BACKGROUND: Lithium is a mainstay treatment for bipolar disorder, but its narrow therapeutic index and susceptibility to pharmacokinetic interactions make appropriate monitoring crucial. Glucagon-like peptide-1 receptor agonists (GLP-1 RAs), such as semaglutide, are increasingly prescribed for type 2 diabetes and weight management. Scarce evidence exists on the potential interaction between semaglutide and lithium. METHODS: We present 3 cases involving patients on stable lithium regimens who were initiated on semaglutide, reviewing potential mechanisms underlying the interaction between them. FINDINGS: In 2 cases, lithium levels increased significantly, leading to toxicity despite stable renal function and no changes in concurrent medications. In the third case, preemptive reductions in lithium dosage mitigated toxicity, although lithium levels remained higher than anticipated. Mechanistic hypotheses that might contribute to semaglutide-associated elevated lithium levels include altered kidney function, dehydration from reduced oral intake, vomiting, or diarrhea, and delayed gastric emptying.

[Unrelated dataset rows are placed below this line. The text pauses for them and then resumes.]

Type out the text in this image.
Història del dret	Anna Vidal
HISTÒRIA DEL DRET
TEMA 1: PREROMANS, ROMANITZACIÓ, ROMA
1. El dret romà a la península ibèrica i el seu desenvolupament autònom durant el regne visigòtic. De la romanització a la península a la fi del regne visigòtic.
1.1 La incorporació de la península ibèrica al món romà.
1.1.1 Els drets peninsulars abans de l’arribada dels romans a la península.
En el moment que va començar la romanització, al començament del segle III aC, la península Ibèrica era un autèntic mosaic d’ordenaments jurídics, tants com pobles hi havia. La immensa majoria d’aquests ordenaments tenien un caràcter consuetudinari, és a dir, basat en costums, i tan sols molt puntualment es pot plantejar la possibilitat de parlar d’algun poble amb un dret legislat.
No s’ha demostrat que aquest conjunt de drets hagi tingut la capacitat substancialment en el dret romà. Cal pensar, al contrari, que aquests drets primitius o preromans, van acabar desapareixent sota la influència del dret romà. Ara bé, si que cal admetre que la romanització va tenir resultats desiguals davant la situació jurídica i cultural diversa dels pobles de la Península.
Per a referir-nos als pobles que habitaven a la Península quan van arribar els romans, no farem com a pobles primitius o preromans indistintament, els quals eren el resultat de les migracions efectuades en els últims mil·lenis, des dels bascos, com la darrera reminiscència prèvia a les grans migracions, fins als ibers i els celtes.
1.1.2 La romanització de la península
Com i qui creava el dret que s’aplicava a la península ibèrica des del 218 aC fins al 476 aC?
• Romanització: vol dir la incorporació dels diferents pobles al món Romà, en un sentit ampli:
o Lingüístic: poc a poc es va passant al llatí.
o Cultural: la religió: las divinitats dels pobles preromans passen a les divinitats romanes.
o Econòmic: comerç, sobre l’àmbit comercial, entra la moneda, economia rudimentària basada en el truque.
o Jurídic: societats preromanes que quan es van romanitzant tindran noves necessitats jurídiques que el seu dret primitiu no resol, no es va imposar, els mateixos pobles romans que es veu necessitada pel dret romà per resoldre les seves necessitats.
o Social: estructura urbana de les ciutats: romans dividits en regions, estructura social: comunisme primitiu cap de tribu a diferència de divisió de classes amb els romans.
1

CONCLUSIONS: To our knowledge, this is one of the first documented case series describing a potential interaction between semaglutide and lithium in the medical literature. These cases underscore the importance of vigilant monitoring when combining lithium with semaglutide, and potentially other GLP-1 RAs. Baseline renal function, hydration status, and lithium levels should be assessed before initiating semaglutide, and lithium levels should be monitored more frequently during therapy. Clinicians prescribing semaglutide to patients on lithium should exercise caution, monitor for signs of toxicity, and provide appropriate patient education. Further research is needed to elucidate the mechanisms of this potential interaction and its clinical significance.